Background of my questions
I have an old Lenovo ThinkPad W530 laptop with NVIDIA Corporation GK107GLM [Quadro K1000M] / Quadro K1000M/PCIe/SSE2 GPU which is with compute compatibility 3.0 and is supporting CUDA. I want to build some TensorFlow examples and project on Ubuntu for my Udacity nanodegree.
I just installed Ubuntu 20.04 and upgraded my NVIDIA drivers so when I execute nvidia-smi
it gives me the following result:
+-----------------------------------------------------------------------------+
| NVIDIA-SMI 450.51.05 Driver Version: 450.51.05 CUDA Version: 11.0 |
|-------------------------------+----------------------+----------------------+
| GPU Name Persistence-M| Bus-Id Disp.A | Volatile Uncorr. ECC |
| Fan Temp Perf Pwr:Usage/Cap| Memory-Usage | GPU-Util Compute M. |
| | | MIG M. |
|===============================+======================+======================|
| 0 Quadro K1000M On | 00000000:01:00.0 Off | N/A |
| N/A 59C P0 N/A / N/A | 496MiB / 1999MiB | 0% Default |
| | | N/A |
+-------------------------------+----------------------+----------------------+
+-----------------------------------------------------------------------------+
| Processes: |
| GPU GI CI PID Type Process name GPU Memory |
| ID ID Usage |
|=============================================================================|
| 0 N/A N/A 5470 G /usr/lib/xorg/Xorg 39MiB |
| 0 N/A N/A 7504 G /usr/lib/xorg/Xorg 146MiB |
| 0 N/A N/A 7772 G /usr/bin/gnome-shell 147MiB |
| 0 N/A N/A 34770 G /proc/self/exe 158MiB |
+-----------------------------------------------------------------------------+
As I am trying to build the TensorFlow Code using GPU support, I found out that I need to install CUDA and follow this article about how to install latest version of CUDA 11.0 on Ubuntu 20.04. I went through the whole path and then I found out two problems:
- My GPU is only support Compute Compatibility 3.0 while the minimum support for TensorFlow is 3.5
- To overcome problem 1, I have to build the tensor flow from sources to get a build that supports CUDA 3.0 and to do that I have to use CUDA 10.1 which means I have to start from the beginning.

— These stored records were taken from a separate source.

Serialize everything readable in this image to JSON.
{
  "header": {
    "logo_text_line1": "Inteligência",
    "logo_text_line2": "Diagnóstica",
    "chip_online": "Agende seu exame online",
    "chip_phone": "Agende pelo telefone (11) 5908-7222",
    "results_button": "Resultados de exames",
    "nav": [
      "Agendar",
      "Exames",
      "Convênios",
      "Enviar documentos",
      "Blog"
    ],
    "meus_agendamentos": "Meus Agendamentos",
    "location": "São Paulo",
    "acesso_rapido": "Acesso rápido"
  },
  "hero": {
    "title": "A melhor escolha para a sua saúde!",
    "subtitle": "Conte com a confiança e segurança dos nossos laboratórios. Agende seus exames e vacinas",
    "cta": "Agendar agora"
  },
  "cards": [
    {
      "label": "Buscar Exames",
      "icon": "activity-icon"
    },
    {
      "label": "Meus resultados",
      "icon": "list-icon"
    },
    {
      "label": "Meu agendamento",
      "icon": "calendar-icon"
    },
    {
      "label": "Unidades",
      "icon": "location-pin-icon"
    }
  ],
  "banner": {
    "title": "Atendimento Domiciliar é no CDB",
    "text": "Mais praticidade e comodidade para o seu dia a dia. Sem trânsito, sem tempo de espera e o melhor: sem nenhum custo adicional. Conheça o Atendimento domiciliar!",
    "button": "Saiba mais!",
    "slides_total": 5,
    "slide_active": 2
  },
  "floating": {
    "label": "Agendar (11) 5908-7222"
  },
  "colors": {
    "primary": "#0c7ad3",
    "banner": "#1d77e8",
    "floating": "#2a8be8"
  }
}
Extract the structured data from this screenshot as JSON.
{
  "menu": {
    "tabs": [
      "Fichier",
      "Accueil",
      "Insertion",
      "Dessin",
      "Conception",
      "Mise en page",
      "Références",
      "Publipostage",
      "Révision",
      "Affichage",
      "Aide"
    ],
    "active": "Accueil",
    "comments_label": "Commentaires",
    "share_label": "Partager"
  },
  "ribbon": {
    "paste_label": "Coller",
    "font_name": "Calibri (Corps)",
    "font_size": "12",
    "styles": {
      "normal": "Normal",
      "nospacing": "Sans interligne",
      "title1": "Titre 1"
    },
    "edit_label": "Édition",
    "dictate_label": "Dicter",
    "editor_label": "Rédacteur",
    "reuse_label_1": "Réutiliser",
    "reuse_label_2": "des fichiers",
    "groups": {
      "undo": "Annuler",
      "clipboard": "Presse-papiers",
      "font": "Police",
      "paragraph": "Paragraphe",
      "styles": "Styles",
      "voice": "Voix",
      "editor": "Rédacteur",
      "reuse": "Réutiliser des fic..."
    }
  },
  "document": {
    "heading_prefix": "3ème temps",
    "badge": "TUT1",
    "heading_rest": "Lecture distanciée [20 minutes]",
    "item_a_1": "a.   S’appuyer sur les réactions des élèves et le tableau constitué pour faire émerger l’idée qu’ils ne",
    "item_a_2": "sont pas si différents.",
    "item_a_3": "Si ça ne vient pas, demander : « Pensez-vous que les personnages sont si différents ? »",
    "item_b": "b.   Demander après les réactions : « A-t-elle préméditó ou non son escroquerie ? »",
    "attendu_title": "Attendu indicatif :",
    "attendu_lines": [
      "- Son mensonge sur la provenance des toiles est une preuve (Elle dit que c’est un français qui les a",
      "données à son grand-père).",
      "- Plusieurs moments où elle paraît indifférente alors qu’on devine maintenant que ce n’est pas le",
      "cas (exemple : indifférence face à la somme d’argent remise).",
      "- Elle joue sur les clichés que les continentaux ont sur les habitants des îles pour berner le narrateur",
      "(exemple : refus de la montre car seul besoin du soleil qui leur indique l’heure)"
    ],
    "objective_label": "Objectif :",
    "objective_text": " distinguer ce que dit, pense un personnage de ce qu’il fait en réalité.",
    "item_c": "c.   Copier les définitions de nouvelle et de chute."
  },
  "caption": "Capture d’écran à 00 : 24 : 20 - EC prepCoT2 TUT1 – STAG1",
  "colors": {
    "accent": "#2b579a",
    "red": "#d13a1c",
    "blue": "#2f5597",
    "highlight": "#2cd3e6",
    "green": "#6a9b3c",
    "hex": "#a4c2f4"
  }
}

I removed CUDA 11.0 following the CUDA documentation. I started to install CUDA 10.1 on Ubuntu 20.04 and now I got confused.
CUDA 10.1 installation documentation process is about installing CUDA 10.1 from a .deb
file for Ubuntu 18.04 and there is no support for CUDA 10.1 on Ubuntu 20.04.
So I started to follow the same steps of the article but for CUDA 10.1 instead CUDA 11. I was able to install cuda 10.1 using the command:
sudo apt-get -f install cuda-toolkit-10-1 cuda-libraries-10-1
so that I don't override my installed NVIDIA driver 450 (I did that after several trials).
When I tried to execute command
sudo apt install nvidia-cuda-toolkit
It gave me errors due to dependency problems. To overcome these errors I searched for a solution and then I came across this article which is recommending that:
For the sake of being verbose, do not try to use 18.10 or 18.04 CUDA 10.1 for Ubuntu 20.04. I learned that the hard way, lol!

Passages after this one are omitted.